Il a souligné que la transition énergétique ne se limite pas à la production d’électricité à partir de sources renouvelables, mais inclut également la maîtrise de la demande énergétique et l’amélioration de l’efficacité énergétique.
S’exprimant à l’ouverture du congrès national sur la transition énergétique, placé sous le thème «Transition énergétique juste, durable et innovante», organisé par l’Agence nationale pour la maîtrise de l’énergie (ANME) les 20 et 21 mai 2026 à la Cité de la Culture à Tunis, Wael Chouchane a indiqué que la Tunisie fait face actuellement à un déficit énergétique atteignant 65% des besoins nationaux en 2025, avec des pressions croissantes sur les finances publiques et la balance commerciale.
Il a appelé, à ce propos, à transformer la transition énergétique en un projet économique et industriel national créateur de richesses et d’emplois, et renforçant la valeur ajoutée locale. Il a, également, souligné l’importance des partenariats internationaux et des investissements, tout en préservant l’indépendance de la décision nationale et la souveraineté énergétique du pays.
La Tunisie vit aujourd’hui un moment charnière de son histoire énergétique, entre la simple gestion des crises et l’édification d’un nouveau modèle énergétique renforçant la souveraineté nationale et la compétitivité de l’économie, a encore estimé Chouchane.

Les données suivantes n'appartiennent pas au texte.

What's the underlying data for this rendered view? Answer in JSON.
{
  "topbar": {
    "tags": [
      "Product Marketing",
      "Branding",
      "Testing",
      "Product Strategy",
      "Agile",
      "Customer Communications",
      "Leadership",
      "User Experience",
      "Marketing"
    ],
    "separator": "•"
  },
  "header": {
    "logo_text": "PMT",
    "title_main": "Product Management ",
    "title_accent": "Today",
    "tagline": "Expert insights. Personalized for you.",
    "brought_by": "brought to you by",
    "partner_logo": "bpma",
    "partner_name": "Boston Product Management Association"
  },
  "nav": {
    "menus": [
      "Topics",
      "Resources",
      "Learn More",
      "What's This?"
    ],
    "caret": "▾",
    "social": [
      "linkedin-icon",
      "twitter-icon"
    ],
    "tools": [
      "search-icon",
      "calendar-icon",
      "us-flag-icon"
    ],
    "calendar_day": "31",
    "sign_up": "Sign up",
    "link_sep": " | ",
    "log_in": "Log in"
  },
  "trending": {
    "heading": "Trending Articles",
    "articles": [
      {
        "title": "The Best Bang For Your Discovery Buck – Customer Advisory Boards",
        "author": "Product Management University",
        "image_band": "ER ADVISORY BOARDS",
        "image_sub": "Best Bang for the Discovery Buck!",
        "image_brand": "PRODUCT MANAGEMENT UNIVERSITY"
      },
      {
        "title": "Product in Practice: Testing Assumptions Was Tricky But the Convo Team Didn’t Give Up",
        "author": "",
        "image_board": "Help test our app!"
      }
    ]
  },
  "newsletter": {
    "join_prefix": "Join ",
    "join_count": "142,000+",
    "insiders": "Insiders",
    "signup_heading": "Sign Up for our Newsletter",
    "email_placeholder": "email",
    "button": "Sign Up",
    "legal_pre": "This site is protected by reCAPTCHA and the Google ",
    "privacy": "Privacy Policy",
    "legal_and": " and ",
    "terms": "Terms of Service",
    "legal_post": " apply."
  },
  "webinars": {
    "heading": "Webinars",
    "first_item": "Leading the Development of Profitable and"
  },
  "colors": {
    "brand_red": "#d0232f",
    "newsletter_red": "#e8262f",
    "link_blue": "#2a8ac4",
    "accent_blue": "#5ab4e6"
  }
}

Le directeur général de l’ANME, Nafaa Baccari, a affirmé pour sa part que la Tunisie a été, en 1985, le premier pays de la région du Moyen-Orient et de l’Afrique du Nord, ainsi que du continent africain à créer une agence spécialisée dans la maîtrise de l’énergie,
Il a rappelé que la Tunisie a progressé de 27 places dans l’indice de transition énergétique du Forum économique mondial au cours de l’année écoulée, et qu’elle occupe la deuxième place en Afrique et dans la région du Moyen-Orient et de l’Afrique du Nord. L’Agence internationale de l’énergie a classé l’expérience tunisienne parmi les modèles les plus efficaces et les mieux organisés au niveau mondial, a-t-il encore dit.
Nafaa Baccari a souligné que la transition énergétique n’est plus une option technique ou sectorielle, mais qu’elle est devenue un projet de société face aux changements climatiques et aux fluctuations des marchés mondiaux. Il a, à ce propos, affirmé que l’Agence s’oriente aujourd’hui vers de nouveaux rôles incluant la décarbonation industrielle, la valorisation des déchets et le déploiement des technologies propres.
Les nouveaux projets récemment approuvés, notamment dans plusieurs régions telles que ElKhobna, El Ksar, Gafsa et Menzel Habib, contribueront à renforcer la position de la Tunisie dans le domaine de la transition énergétique et à augmenter la contribution des énergies renouvelables à la production d’électricité, a notamment ajouté Baccari.
Il a précisé que la part de l’électricité produite à partir des énergies renouvelables est passée de 6% à 9% en un an, avec une prévision d’atteindre environ 16% dans deux ans, grâce aux nouveaux projets liés à l’autoproduction d’électricité et aux autorisations.
Il a affirmé que la Tunisie vise à atteindre 35% de production d’électricité à partir des énergies renouvelables d’ici à 2030, ce taux devant atteindre 50% à l’horizon 2035.